Tanque M1 Abrams perto da Praça Tahrir. Foto: Sherif9282 GNU license
Nações Unidas, 20/8/2013 – Os Estados Unidos se negam a suspender sua ajuda militar anual de US$ 1,3 bilhão ao Egito, onde as forças armadas derrubaram o governo democraticamente eleito em julho, com o argumento de que essa medida “desestabilizaria” ainda mais aquele país. Contudo, provavelmente a verdadeira razão seja que Washington simplesmente deseja proteger sua indústria do setor de defesa. Praticamente a totalidade dos US$ 1,3 bilhão concedidos ao Cairo por meio do programa de Financiamento Militar Estrangeiro (FMF) retornam à economia norte-americana, especificamente para sua indústria de armas.
William Hartung, diretor do Projeto de Armas e Segurança do Centro para Políticas Internacionais, disse à IPS que a negativa do presidente Barack Obama de suspender a ajuda é algo “inadmissível”, porque o arsenal norte-americano está sendo usado para matar manifestantes pacíficos no Egito. “As razões alegadas para manter a ajuda não se sustentam diante de nenhum exame”, afirmou. A ajuda tampouco é usada por Washington como alavanca para influir nas forças armadas egípcias, de 438,5 mil efetivos, pontuou Hartung, autor de muitas análises sobre a indústria armamentista norte-americana.
“O que a assistência fez e continua fazendo é enriquecer as indústrias do setor de defesa norte-americanas, como Lockheed e General Dynamics”, ressaltou, acrescentando que, com a exceção de uma fábrica de tanques, a vasta maioria dos cerca de US$ 40 bilhões entregues por Washington ao Cairo nos últimos 30 anos foi diretamente para os cofres de fabricantes norte-americanos de armas.

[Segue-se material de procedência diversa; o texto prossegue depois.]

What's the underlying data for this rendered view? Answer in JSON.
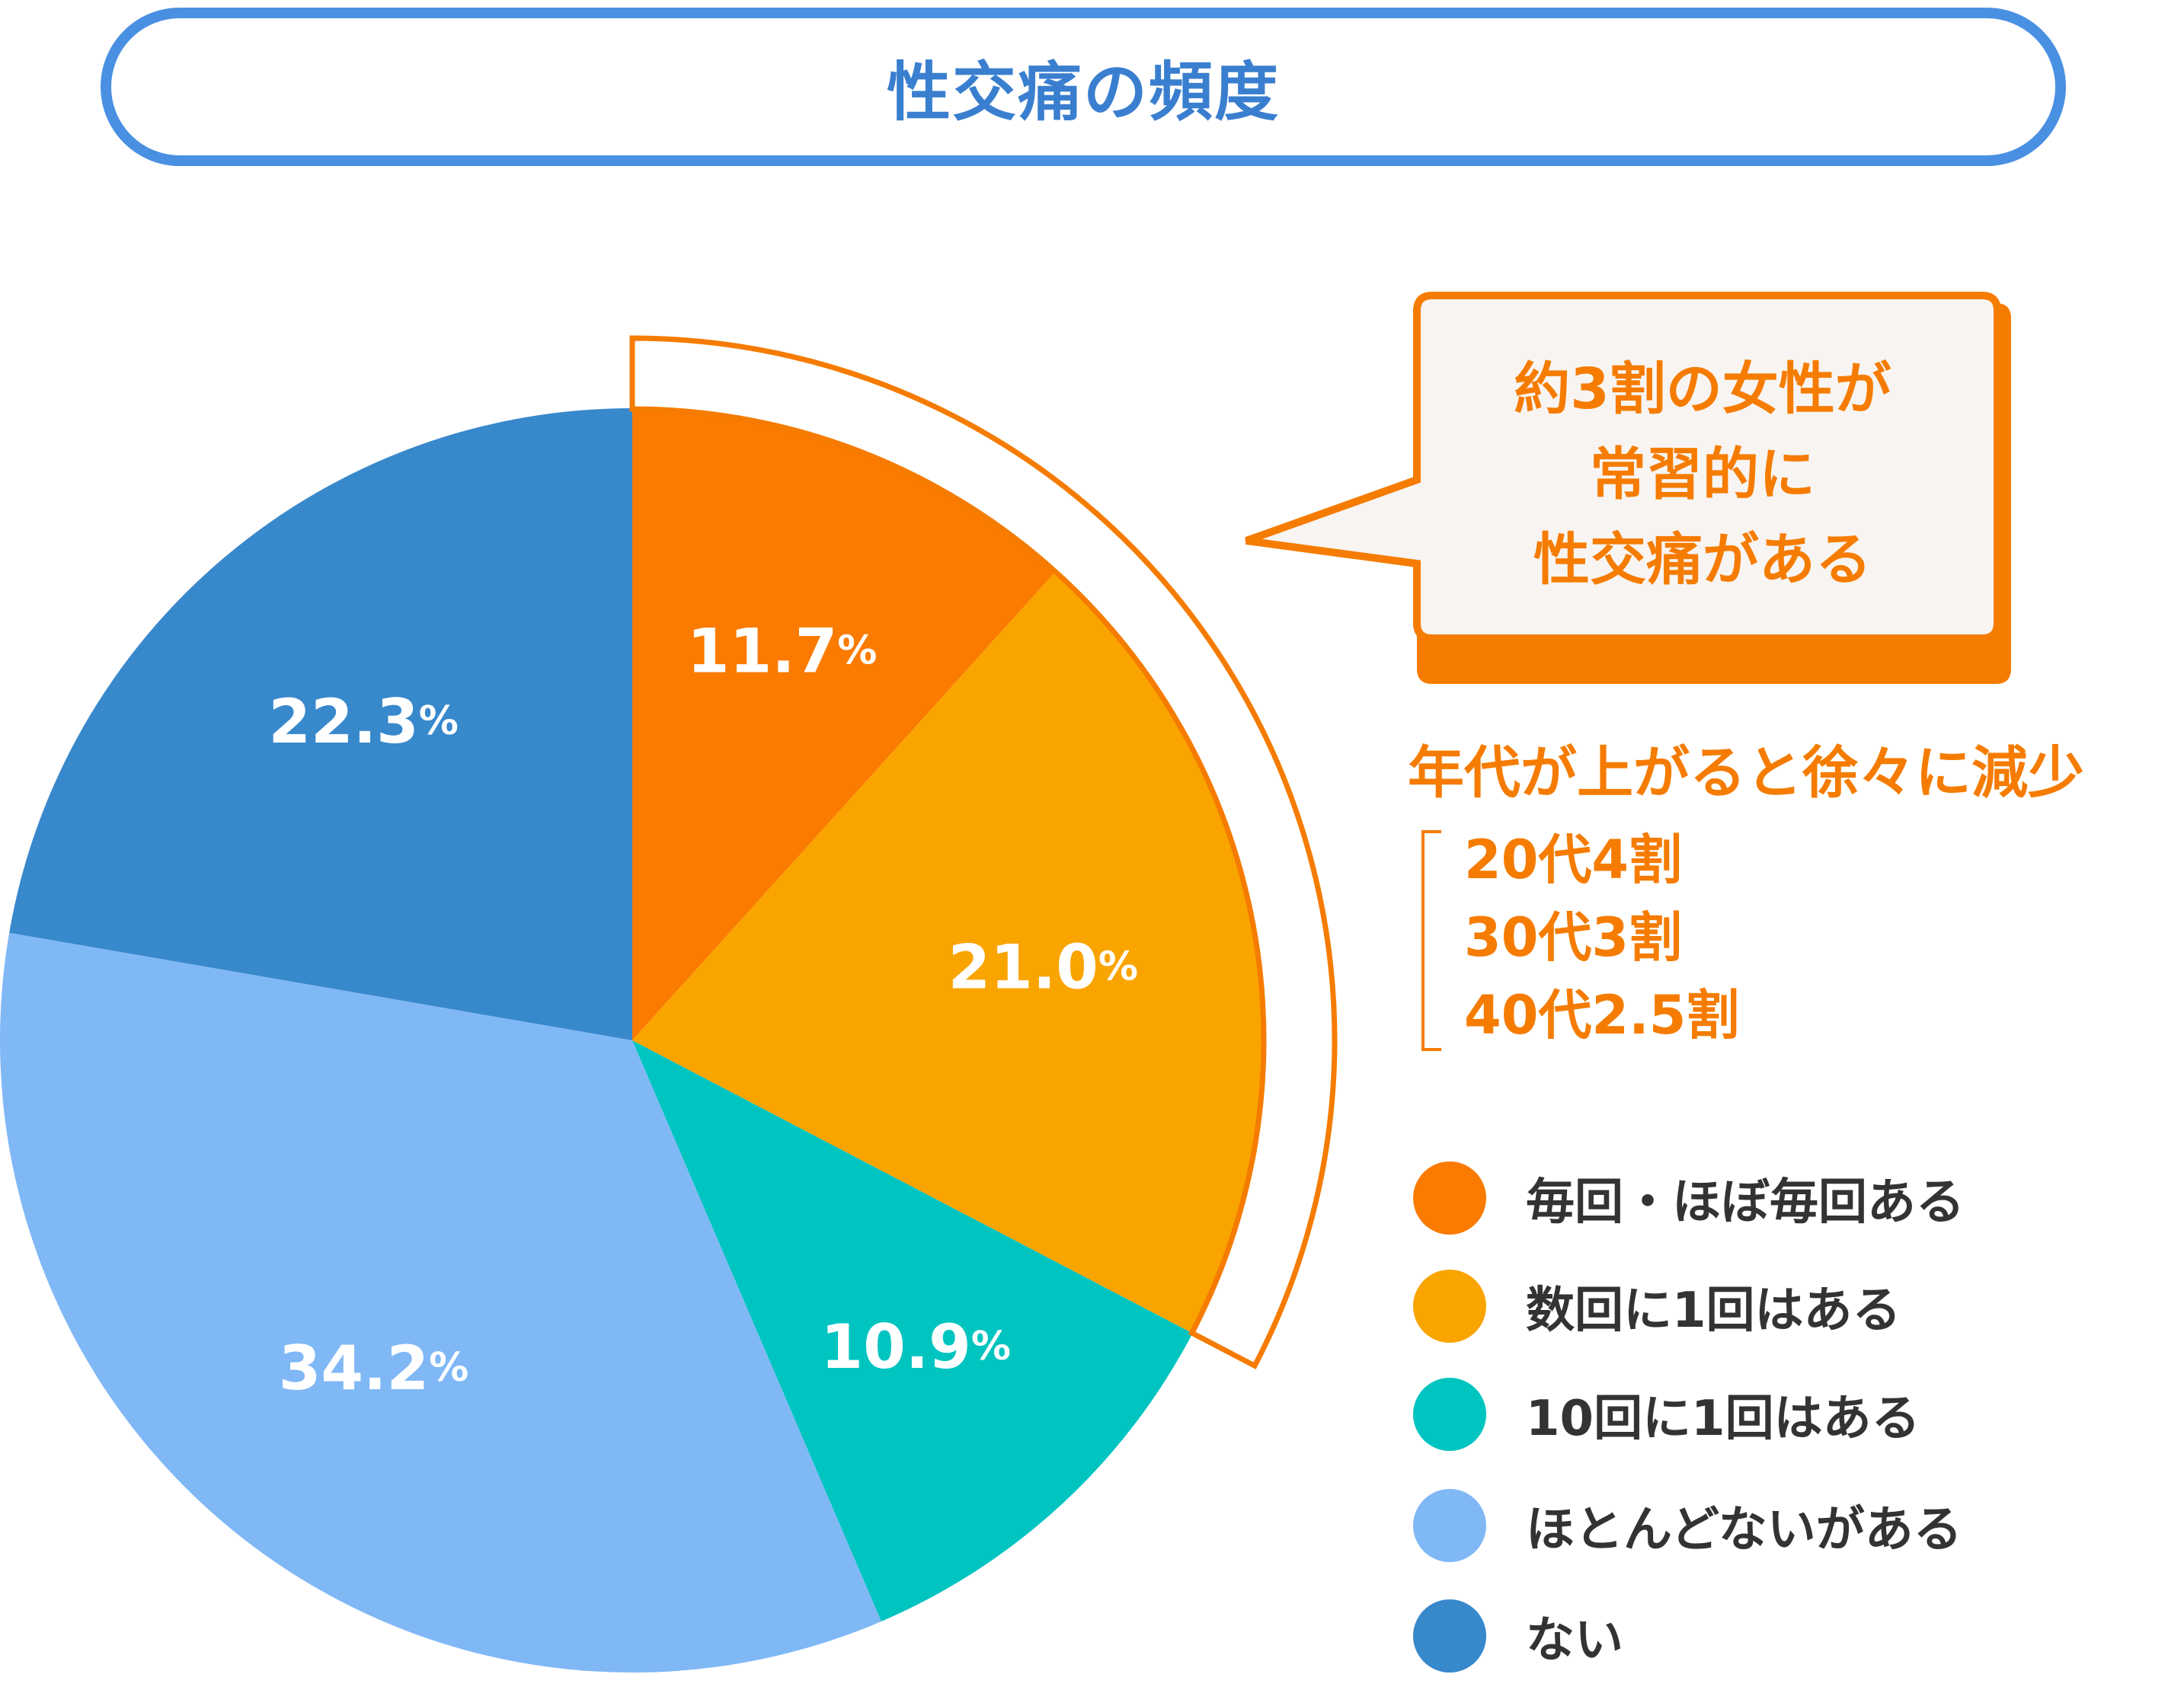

Os sofisticados sistemas de armamentos já adquiridos pelo Egito incluem aviões de combate F-16, aviões de reconhecimento E2-C Hawkeye, helicópteros Apache e Sikorsky, aviões de transporte C-130, Sidewinder, mísseis Sparrow, Improved-Hawk e Hellfire, tanques de guerra M-1A1 Abrams e M60A1, e veículos blindados M113A2. Todo esse arsenal é fornecido por grandes empresas de defesa norte-americanas, como Lockheed Martin, Northrop Grumman, General Electric, Boeing, Sikorsky, General Dynamics, Unitede Defence e Raytheon, entre outras.
Além das doações diretas no valor de US$ 1,3 bilhão anuais do FMF, o Egito também recebe por ano US$ 1,9 bilhão pela iniciativa Educação e Treinamento Militar Internacional, e outros US$ 250 mil do Fundo de Ajuda Econômica dos Estados Unidos. O Egito também recebe a cada ano, com custos mínimos de envio, equipamentos norte-americanos de segunda mão no valor de centenas de milhões de dólares, graças ao programa de Artigos de Defesa Excedentes.
A General Dynamics colabora com Cairo na fabricação de tanques de guerra M1A1 Abrams, projeto considerado como “um dos pilares da assistência militar dos Estados Unidos ao Cairo”. Ao mesmo tempo, há um programa em marcha para manter, reparar e atualizar equipamento bélico norte-americano em mãos egípcias.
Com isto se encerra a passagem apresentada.